A very chilling game of drones
ANDREW NICCOL, the talented New Zealander who directed and scripted Good Kill, also wrote The Truman Show (1998), in which Jim Carrey played the poor sap who doesn’t realise that his entire life unfolds for the benefit of a TV audience.
This thought-provoking film explores a similar theme — the questionable morality of playing God by way of 24hour surveillance — except that here it is the lives of unsuspecting Afghans playing out on screens deep in a military compound just outside Las Vegas.
Ethan Hawke plays Major Tommy Egan, a U.S. air force pilot now charged with remote-controlling the many drones 10,000ft over Afghanistan, and with unleashing the fatal missiles when terrorist suspects are caught in the cross-hairs of their remarkably efficient sights. But Egan yearns for active combat, and can’t help but feel that he is doing something deeply unethical. Occasionally, inno- cent children wander into the sights after the missile has been released, but even when he registers a ‘good kill’ — meaning a clean wipe-out of the target — he feels morally compromised.

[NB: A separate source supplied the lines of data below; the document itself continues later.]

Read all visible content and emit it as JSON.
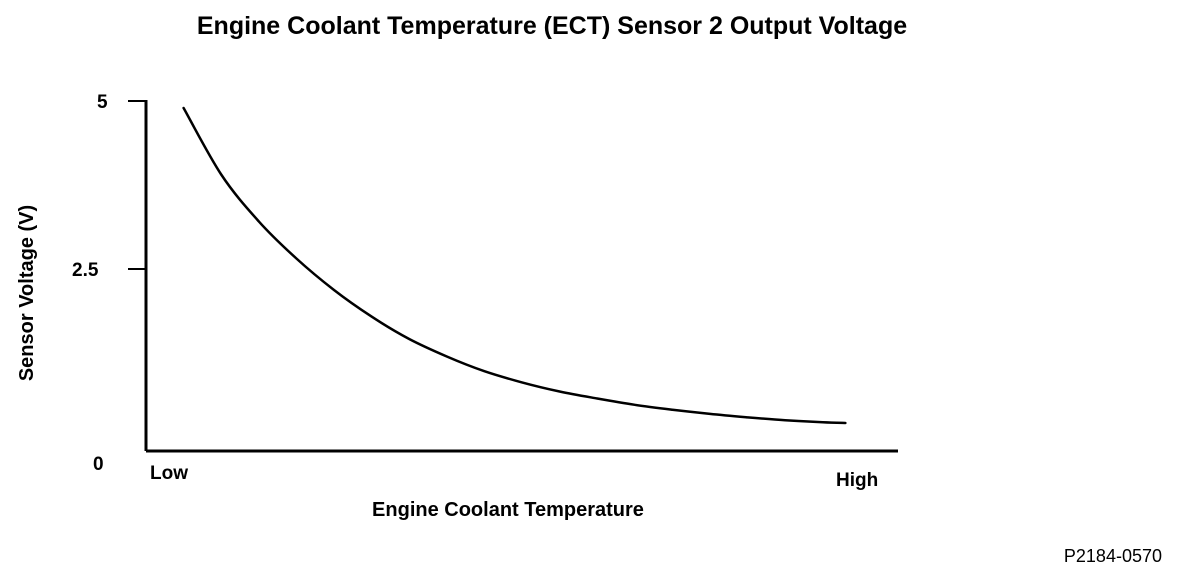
{
  "chart_data": {
    "type": "line",
    "title": "Engine Coolant Temperature (ECT) Sensor 2 Output Voltage",
    "xlabel": "Engine Coolant Temperature",
    "ylabel": "Sensor Voltage (V)",
    "x_tick_labels": [
      "Low",
      "High"
    ],
    "y_ticks": [
      {
        "value": 5,
        "label": "5"
      },
      {
        "value": 2.5,
        "label": "2.5"
      },
      {
        "value": 0,
        "label": "0"
      }
    ],
    "xlim": [
      0,
      100
    ],
    "ylim": [
      0,
      5
    ],
    "grid": false,
    "series": [
      {
        "name": "Sensor Voltage",
        "x": [
          5,
          10,
          15,
          20,
          25,
          30,
          35,
          40,
          45,
          50,
          55,
          60,
          65,
          70,
          75,
          80,
          85,
          90,
          93
        ],
        "y": [
          4.9,
          3.95,
          3.28,
          2.75,
          2.3,
          1.92,
          1.6,
          1.35,
          1.14,
          0.98,
          0.85,
          0.75,
          0.66,
          0.59,
          0.53,
          0.48,
          0.44,
          0.41,
          0.4
        ]
      }
    ]
  },
  "figure_id": "P2184-0570"
}
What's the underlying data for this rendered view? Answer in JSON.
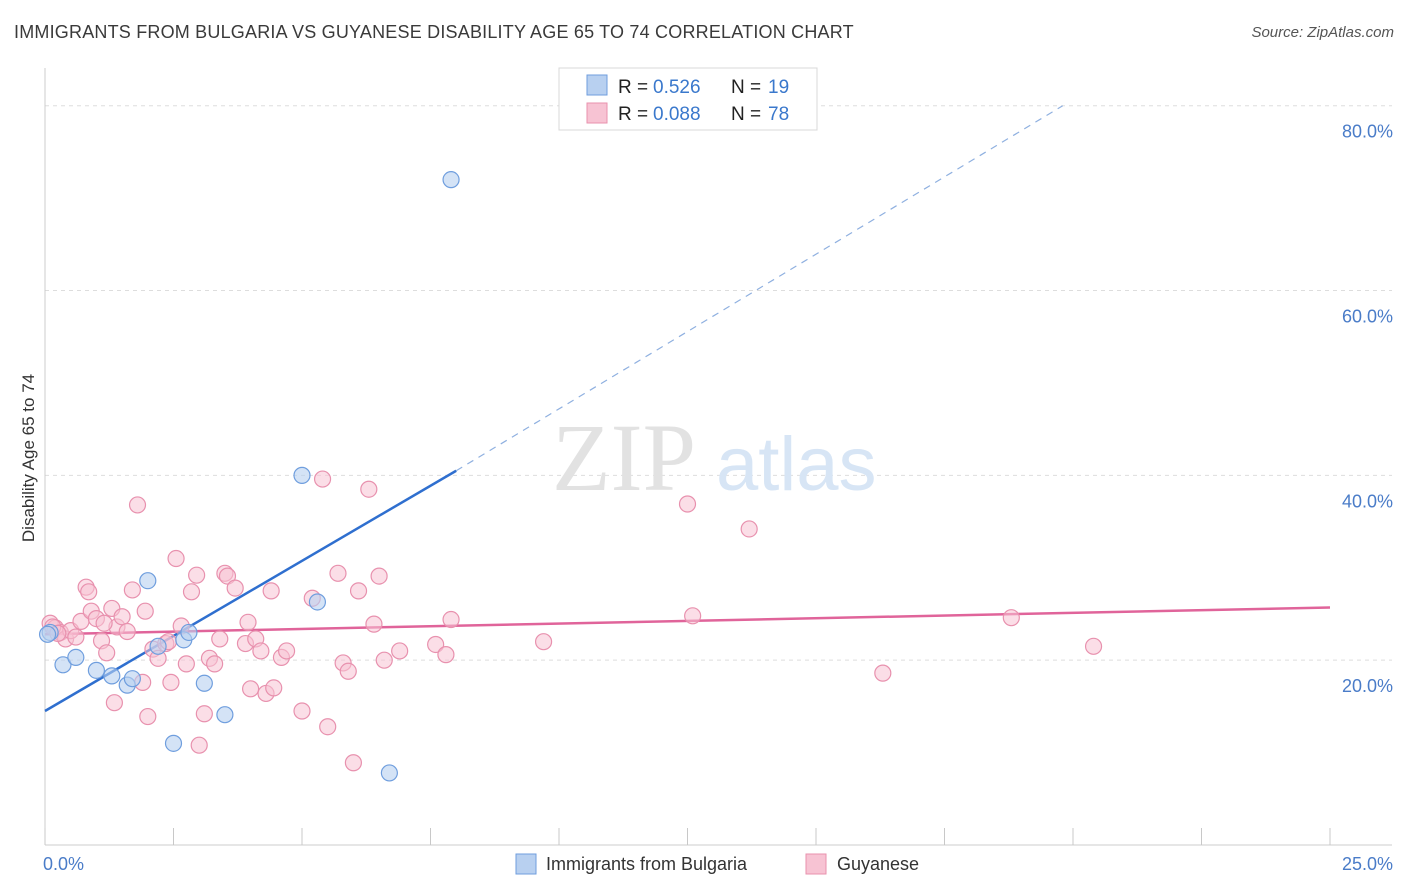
{
  "header": {
    "title": "IMMIGRANTS FROM BULGARIA VS GUYANESE DISABILITY AGE 65 TO 74 CORRELATION CHART",
    "source": "Source: ZipAtlas.com"
  },
  "watermark": {
    "zip": "ZIP",
    "atlas": "atlas"
  },
  "colors": {
    "blue_fill": "#b8d0f0",
    "blue_stroke": "#6f9ede",
    "blue_line": "#2f6fcf",
    "pink_fill": "#f7c3d3",
    "pink_stroke": "#e891ae",
    "pink_line": "#e0649a",
    "tick_label": "#4a7cc8",
    "grid": "#dddddd"
  },
  "legend": {
    "rows": [
      {
        "r_label": "R =",
        "r_value": "0.526",
        "n_label": "N =",
        "n_value": "19"
      },
      {
        "r_label": "R =",
        "r_value": "0.088",
        "n_label": "N =",
        "n_value": "78"
      }
    ]
  },
  "chart_data": {
    "type": "scatter",
    "title": "IMMIGRANTS FROM BULGARIA VS GUYANESE DISABILITY AGE 65 TO 74 CORRELATION CHART",
    "xlabel": "",
    "ylabel": "Disability Age 65 to 74",
    "xlim": [
      0,
      25
    ],
    "ylim": [
      0,
      83
    ],
    "x_tick_labels": [
      "0.0%",
      "25.0%"
    ],
    "y_ticks": [
      20,
      40,
      60,
      80
    ],
    "y_tick_labels": [
      "20.0%",
      "40.0%",
      "60.0%",
      "80.0%"
    ],
    "grid": true,
    "legend_position": "top-center",
    "series": [
      {
        "name": "Immigrants from Bulgaria",
        "color": "blue",
        "R": 0.526,
        "N": 19,
        "trend": {
          "x0": 0,
          "y0": 14.5,
          "x1": 8.0,
          "y1": 40.5,
          "dashed_to_x": 19.8,
          "dashed_to_y": 80
        },
        "points": [
          [
            0.1,
            23.0
          ],
          [
            0.35,
            19.5
          ],
          [
            0.6,
            20.3
          ],
          [
            1.0,
            18.9
          ],
          [
            1.3,
            18.3
          ],
          [
            1.6,
            17.3
          ],
          [
            1.7,
            18.0
          ],
          [
            2.0,
            28.6
          ],
          [
            2.2,
            21.5
          ],
          [
            2.5,
            11.0
          ],
          [
            2.7,
            22.2
          ],
          [
            2.8,
            23.0
          ],
          [
            3.1,
            17.5
          ],
          [
            3.5,
            14.1
          ],
          [
            5.0,
            40.0
          ],
          [
            5.3,
            26.3
          ],
          [
            6.7,
            7.8
          ],
          [
            7.9,
            72.0
          ],
          [
            0.05,
            22.8
          ]
        ]
      },
      {
        "name": "Guyanese",
        "color": "pink",
        "R": 0.088,
        "N": 78,
        "trend": {
          "x0": 0,
          "y0": 22.8,
          "x1": 25,
          "y1": 25.7
        },
        "points": [
          [
            0.1,
            24.0
          ],
          [
            0.2,
            23.5
          ],
          [
            0.3,
            23.0
          ],
          [
            0.4,
            22.3
          ],
          [
            0.5,
            23.2
          ],
          [
            0.6,
            22.5
          ],
          [
            0.7,
            24.2
          ],
          [
            0.8,
            27.9
          ],
          [
            0.85,
            27.4
          ],
          [
            0.9,
            25.3
          ],
          [
            1.0,
            24.5
          ],
          [
            1.1,
            22.1
          ],
          [
            1.2,
            20.8
          ],
          [
            1.3,
            25.6
          ],
          [
            1.35,
            15.4
          ],
          [
            1.4,
            23.6
          ],
          [
            1.5,
            24.7
          ],
          [
            1.6,
            23.1
          ],
          [
            1.7,
            27.6
          ],
          [
            1.8,
            36.8
          ],
          [
            1.9,
            17.6
          ],
          [
            1.95,
            25.3
          ],
          [
            2.0,
            13.9
          ],
          [
            2.1,
            21.2
          ],
          [
            2.2,
            20.2
          ],
          [
            2.35,
            21.8
          ],
          [
            2.45,
            17.6
          ],
          [
            2.55,
            31.0
          ],
          [
            2.65,
            23.7
          ],
          [
            2.75,
            19.6
          ],
          [
            2.85,
            27.4
          ],
          [
            2.95,
            29.2
          ],
          [
            3.0,
            10.8
          ],
          [
            3.1,
            14.2
          ],
          [
            3.2,
            20.2
          ],
          [
            3.3,
            19.6
          ],
          [
            3.4,
            22.3
          ],
          [
            3.5,
            29.4
          ],
          [
            3.55,
            29.1
          ],
          [
            3.7,
            27.8
          ],
          [
            3.9,
            21.8
          ],
          [
            3.95,
            24.1
          ],
          [
            4.0,
            16.9
          ],
          [
            4.1,
            22.3
          ],
          [
            4.2,
            21.0
          ],
          [
            4.3,
            16.4
          ],
          [
            4.4,
            27.5
          ],
          [
            4.45,
            17.0
          ],
          [
            4.6,
            20.3
          ],
          [
            4.7,
            21.0
          ],
          [
            5.0,
            14.5
          ],
          [
            5.2,
            26.7
          ],
          [
            5.4,
            39.6
          ],
          [
            5.5,
            12.8
          ],
          [
            5.7,
            29.4
          ],
          [
            5.8,
            19.7
          ],
          [
            5.9,
            18.8
          ],
          [
            6.0,
            8.9
          ],
          [
            6.1,
            27.5
          ],
          [
            6.3,
            38.5
          ],
          [
            6.4,
            23.9
          ],
          [
            6.5,
            29.1
          ],
          [
            6.6,
            20.0
          ],
          [
            6.9,
            21.0
          ],
          [
            7.6,
            21.7
          ],
          [
            7.8,
            20.6
          ],
          [
            7.9,
            24.4
          ],
          [
            9.7,
            22.0
          ],
          [
            12.5,
            36.9
          ],
          [
            12.6,
            24.8
          ],
          [
            13.7,
            34.2
          ],
          [
            16.3,
            18.6
          ],
          [
            18.8,
            24.6
          ],
          [
            20.4,
            21.5
          ],
          [
            0.15,
            23.6
          ],
          [
            0.25,
            22.9
          ],
          [
            1.15,
            24.0
          ],
          [
            2.4,
            22.0
          ]
        ]
      }
    ]
  },
  "bottom_legend": {
    "items": [
      {
        "label": "Immigrants from Bulgaria"
      },
      {
        "label": "Guyanese"
      }
    ]
  }
}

Hawke is terrific, and Bruce Greenwood is also splendid as his more gungho commanding officer, who announces to a gathering of new recruits (many of them picked up in shopping malls for their video-game skills) that the Afghans are starting to think of the drone as ‘their new national bird’.
No doubt deliberately, Niccol makes the killing seem prosaic, humdrum, in what is a fittingly unconventional war film to chronicle an alarmingly unconventional form of warfare. But it is also a psychological thriller, as Egan’s family life comes under increasing strain.
His wife is played by January Jones, who, coincidentally, is now back on TV in the final series of Mad Men, the show that propelled her into the big time.